Climate-proof and time-staggered, farmers plant them once with seeds, and they work all season. The simple process ensures savings on costs, diesel, labour and machinery, Lu says.
Over the next year, the company will conduct on-farm UK trials to collect commercial data to support its ongoing efforts, and Lu is passionate about connecting with more like-minded people.
“Aeropod was created with farmers in the 1st place, and we want to keep that going.”
Aeropod
Tesco T-Jam winner to speed up pathogen testing
As this year’s Tesco Agri T-Jam winners, crowned from 130 applications, ProtonDx’s Bob Enck and Elliot Quigley are aiming to supply livestock producers, veterinarians and farmers with rapid portable tests to detect infections in livestock and poultry.
Originating as an Imperial College London spin-out and initially operating within the human health sector, the company employs laboratory quality diagnostic results to identify multiple pathogens in a single test – from virtually anywhere.
Currently, the UK relies on veterinary practices to send samples to a centralised laboratory, which can take about two weeks for vets, producers and farmers to receive results. Dragonfly, ProtonDx’s rapid, portable, molecular platform, provides results in just 30 minutes without leaving the farm.

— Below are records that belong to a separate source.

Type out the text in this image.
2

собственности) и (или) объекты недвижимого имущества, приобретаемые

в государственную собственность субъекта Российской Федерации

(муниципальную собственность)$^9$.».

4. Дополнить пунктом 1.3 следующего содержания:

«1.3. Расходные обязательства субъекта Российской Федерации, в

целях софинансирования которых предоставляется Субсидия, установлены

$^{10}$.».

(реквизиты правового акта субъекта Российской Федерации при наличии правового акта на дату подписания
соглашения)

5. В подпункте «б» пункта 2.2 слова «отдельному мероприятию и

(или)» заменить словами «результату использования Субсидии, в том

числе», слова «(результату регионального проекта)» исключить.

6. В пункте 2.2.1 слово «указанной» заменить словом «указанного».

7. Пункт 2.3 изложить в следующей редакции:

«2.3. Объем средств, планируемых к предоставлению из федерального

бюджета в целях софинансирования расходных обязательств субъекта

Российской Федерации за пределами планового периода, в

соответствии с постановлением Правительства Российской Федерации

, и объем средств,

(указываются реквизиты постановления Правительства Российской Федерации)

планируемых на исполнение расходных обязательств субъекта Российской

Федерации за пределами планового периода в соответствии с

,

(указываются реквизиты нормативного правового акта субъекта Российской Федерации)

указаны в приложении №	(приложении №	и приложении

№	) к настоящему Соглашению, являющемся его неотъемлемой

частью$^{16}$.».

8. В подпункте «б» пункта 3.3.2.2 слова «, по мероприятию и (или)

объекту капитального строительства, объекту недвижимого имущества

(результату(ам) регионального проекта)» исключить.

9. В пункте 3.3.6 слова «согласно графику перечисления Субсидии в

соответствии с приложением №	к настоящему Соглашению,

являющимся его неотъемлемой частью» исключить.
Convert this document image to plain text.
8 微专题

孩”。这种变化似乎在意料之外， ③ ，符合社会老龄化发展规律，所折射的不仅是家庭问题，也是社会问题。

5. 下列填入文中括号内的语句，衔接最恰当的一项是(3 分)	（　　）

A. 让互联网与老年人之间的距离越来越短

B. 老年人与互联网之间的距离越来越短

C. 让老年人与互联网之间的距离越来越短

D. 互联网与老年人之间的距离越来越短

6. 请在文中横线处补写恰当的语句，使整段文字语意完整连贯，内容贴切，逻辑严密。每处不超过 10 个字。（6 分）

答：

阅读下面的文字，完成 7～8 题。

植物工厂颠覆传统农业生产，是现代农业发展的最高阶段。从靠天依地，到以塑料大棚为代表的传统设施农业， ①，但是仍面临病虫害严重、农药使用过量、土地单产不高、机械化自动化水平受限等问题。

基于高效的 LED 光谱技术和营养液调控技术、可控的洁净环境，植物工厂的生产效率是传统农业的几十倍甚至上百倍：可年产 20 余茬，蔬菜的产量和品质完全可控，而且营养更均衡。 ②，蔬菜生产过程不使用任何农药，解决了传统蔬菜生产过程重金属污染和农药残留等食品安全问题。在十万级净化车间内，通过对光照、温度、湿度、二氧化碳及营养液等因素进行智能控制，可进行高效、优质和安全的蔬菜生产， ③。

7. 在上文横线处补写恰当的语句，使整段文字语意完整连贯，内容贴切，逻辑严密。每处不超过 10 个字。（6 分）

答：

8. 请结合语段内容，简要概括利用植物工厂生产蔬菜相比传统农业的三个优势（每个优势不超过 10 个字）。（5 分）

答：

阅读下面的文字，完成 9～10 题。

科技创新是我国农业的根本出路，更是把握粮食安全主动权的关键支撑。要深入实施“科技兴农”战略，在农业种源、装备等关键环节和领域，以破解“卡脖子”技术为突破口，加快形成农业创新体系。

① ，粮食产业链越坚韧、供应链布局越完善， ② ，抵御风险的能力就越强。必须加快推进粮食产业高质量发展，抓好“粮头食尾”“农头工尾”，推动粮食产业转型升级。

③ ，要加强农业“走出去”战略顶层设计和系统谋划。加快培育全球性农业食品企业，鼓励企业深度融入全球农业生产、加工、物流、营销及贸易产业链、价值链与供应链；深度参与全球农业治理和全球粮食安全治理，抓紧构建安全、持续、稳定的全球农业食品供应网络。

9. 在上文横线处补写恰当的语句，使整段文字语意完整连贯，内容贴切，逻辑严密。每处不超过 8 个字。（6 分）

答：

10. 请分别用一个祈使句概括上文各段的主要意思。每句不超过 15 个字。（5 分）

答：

“That delay in timing is a challenge. To provide an answer, pen side, nearly immediately is innovative for the industry and offers a tremendous amount of value,” says Bob.
“Our tests can handle the extreme temperatures and weather that we have in the UK. Whether it’s Scotland in the winter or southern England in July.” Plus, Dragonfly tests are produced and manufactured in the UK.
Over the last twelve months, ProtonDx has closed several significant partnerships and has recently been awarded a multi-million-pound farming grant.
Going forward, the ProtonDx team is launching their first farm-ready PRRSV and Swine Influenza test and continues to develop tests for a variety of other pig pathogens, as well as expanding to additional livestock species, including tests for other flu strains. They are seeking partners in the cattle and poultry sectors to mirror their work from the pig sector.